El servidor contiene el malware que implanta en las máquinas y si se descubre su ubicación puede dar mucha información a las autoridades sobre sus movimientos y quiénes son sus objetivos.

El investigador senior de Seguridad explicó que, una vez elegidas las direcciones IP hacen que las máquinas infectadas manden la información de los objetivos a esas direcciones vía satélite, los equipos del usuario legítimo las reciben y después se reenvían al servidor de comando y control.

¿Cuál es el peligro real?

Kaspersky Lab detectó que el grupo Turla abusa de varios proveedores de internet satelital en Medio Oriente y África, los cuales no cubren territorios europeos ni norteamericanos lo que dificulta la acción de las autoridades para rastrear los ataques.

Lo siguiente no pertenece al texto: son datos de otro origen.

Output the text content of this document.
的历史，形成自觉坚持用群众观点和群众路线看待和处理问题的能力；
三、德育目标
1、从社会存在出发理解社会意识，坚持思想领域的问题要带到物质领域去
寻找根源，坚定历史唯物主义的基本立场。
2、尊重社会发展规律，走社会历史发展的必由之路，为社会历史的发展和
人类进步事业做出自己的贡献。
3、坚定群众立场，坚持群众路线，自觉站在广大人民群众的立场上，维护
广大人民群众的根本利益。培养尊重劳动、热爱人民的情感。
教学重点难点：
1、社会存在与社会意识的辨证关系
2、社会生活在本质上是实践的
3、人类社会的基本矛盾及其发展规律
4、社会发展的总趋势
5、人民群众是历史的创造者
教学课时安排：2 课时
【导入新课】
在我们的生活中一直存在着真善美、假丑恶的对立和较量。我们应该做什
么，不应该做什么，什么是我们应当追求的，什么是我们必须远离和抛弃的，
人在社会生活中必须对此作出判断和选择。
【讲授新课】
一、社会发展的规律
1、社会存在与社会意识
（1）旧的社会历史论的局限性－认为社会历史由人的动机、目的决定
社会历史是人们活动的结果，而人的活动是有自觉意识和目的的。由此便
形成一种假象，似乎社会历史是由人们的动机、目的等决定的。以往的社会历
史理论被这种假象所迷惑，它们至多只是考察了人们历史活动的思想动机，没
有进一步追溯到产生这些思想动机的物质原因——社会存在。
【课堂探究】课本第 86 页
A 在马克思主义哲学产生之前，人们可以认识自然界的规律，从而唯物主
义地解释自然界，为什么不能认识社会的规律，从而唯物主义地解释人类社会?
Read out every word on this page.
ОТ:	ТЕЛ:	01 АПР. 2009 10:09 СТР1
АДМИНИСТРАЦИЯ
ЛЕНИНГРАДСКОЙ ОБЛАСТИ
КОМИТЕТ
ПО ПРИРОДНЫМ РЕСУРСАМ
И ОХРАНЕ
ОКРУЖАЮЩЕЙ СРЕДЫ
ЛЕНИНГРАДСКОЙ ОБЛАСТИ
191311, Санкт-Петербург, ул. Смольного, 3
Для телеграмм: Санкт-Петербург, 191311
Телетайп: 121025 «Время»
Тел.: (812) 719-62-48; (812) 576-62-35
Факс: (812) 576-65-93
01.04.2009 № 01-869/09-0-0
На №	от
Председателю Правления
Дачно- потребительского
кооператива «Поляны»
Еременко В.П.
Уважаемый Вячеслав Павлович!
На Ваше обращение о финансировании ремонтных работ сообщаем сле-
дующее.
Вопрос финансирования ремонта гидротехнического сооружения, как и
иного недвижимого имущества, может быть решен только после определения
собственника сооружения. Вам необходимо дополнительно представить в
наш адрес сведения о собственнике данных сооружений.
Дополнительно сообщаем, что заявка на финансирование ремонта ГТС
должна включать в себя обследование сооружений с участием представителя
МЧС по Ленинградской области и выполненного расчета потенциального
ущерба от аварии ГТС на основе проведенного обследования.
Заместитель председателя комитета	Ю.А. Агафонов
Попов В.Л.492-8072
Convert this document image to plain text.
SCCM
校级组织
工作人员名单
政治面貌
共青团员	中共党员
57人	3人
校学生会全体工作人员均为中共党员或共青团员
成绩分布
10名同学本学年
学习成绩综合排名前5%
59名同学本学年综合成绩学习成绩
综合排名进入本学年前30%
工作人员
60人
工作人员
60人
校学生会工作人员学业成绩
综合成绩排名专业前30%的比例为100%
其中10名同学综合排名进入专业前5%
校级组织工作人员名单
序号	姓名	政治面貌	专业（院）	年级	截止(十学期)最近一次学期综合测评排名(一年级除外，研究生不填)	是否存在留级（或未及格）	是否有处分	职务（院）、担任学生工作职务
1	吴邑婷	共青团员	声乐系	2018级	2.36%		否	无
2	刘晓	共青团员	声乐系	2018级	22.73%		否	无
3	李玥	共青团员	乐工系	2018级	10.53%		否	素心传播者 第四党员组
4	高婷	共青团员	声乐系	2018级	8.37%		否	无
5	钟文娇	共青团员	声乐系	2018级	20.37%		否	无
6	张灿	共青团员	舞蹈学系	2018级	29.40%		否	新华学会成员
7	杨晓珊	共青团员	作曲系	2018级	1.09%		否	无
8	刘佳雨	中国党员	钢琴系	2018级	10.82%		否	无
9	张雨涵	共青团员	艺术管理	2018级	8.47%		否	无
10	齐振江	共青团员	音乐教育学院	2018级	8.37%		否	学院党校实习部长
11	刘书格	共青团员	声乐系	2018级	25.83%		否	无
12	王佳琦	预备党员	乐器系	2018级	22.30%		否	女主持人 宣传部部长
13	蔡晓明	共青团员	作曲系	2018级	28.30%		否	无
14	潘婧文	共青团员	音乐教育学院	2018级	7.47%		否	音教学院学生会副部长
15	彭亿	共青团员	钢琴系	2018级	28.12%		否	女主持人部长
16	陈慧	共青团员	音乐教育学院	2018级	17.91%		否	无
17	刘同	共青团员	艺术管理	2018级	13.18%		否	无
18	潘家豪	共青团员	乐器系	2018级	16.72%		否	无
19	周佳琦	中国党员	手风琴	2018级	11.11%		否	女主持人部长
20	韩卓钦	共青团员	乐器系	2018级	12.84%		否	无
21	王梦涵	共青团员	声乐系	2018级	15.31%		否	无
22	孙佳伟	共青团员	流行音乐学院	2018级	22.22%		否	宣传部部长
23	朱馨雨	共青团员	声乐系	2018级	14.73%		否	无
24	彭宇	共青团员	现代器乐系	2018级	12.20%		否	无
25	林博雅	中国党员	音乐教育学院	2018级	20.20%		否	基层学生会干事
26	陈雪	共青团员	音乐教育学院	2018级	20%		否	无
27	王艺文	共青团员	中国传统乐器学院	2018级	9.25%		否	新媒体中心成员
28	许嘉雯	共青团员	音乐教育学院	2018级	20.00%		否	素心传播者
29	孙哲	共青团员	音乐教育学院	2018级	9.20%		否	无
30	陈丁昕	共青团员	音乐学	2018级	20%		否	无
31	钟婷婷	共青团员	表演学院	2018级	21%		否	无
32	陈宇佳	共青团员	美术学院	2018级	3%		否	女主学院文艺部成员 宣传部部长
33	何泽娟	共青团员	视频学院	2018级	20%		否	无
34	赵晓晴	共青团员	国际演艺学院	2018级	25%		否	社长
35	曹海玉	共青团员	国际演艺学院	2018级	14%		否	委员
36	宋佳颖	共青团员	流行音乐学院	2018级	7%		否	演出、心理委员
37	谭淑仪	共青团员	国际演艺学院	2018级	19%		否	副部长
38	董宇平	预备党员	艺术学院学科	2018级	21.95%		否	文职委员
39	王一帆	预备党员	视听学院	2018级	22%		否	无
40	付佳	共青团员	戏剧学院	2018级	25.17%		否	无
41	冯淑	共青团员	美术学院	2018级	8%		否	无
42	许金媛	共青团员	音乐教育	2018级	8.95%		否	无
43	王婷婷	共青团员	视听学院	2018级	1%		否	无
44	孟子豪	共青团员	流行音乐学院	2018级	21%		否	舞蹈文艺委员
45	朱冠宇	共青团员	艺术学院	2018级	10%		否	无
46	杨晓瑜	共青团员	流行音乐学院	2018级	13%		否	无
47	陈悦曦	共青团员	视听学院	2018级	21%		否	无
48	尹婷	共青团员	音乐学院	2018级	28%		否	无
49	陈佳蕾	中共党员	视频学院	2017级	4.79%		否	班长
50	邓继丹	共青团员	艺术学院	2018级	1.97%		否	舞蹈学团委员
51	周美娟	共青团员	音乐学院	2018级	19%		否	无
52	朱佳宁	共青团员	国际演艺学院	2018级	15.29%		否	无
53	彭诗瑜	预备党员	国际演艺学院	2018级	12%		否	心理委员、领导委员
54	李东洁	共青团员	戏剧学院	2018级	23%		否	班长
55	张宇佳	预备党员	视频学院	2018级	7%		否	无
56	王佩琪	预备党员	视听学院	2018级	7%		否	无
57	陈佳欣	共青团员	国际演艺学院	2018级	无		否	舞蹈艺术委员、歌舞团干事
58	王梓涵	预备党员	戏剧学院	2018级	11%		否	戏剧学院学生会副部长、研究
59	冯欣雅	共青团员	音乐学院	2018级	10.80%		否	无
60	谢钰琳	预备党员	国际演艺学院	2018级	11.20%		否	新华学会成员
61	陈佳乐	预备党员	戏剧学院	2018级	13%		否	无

Para el investigador, este tipo de secuestro del tráfico de red entre el usuario y el operador satelital es un peligro, ya que Turla no es el único grupo que ha ocupado este método, también HackingTeam, Xumuxu y Rocket Kitten lo han hecho.

De hecho, resulta un método barato porque, para intervenir las señales satelitales, se requiere una inversión inicial menor a US$1.000 y el costo de mantenimiento al año es similar.

"Si este método llega a popularizarse entre los grupos de ciberpiratas será un grave problema para la seguridad cibernética y para las comunidades de contrainteligencia”, advirtió.

Hasta ahora no se ha vuelto muy recurrente este método porque la mayoría de cibercriminales prefiere otras formas más directas.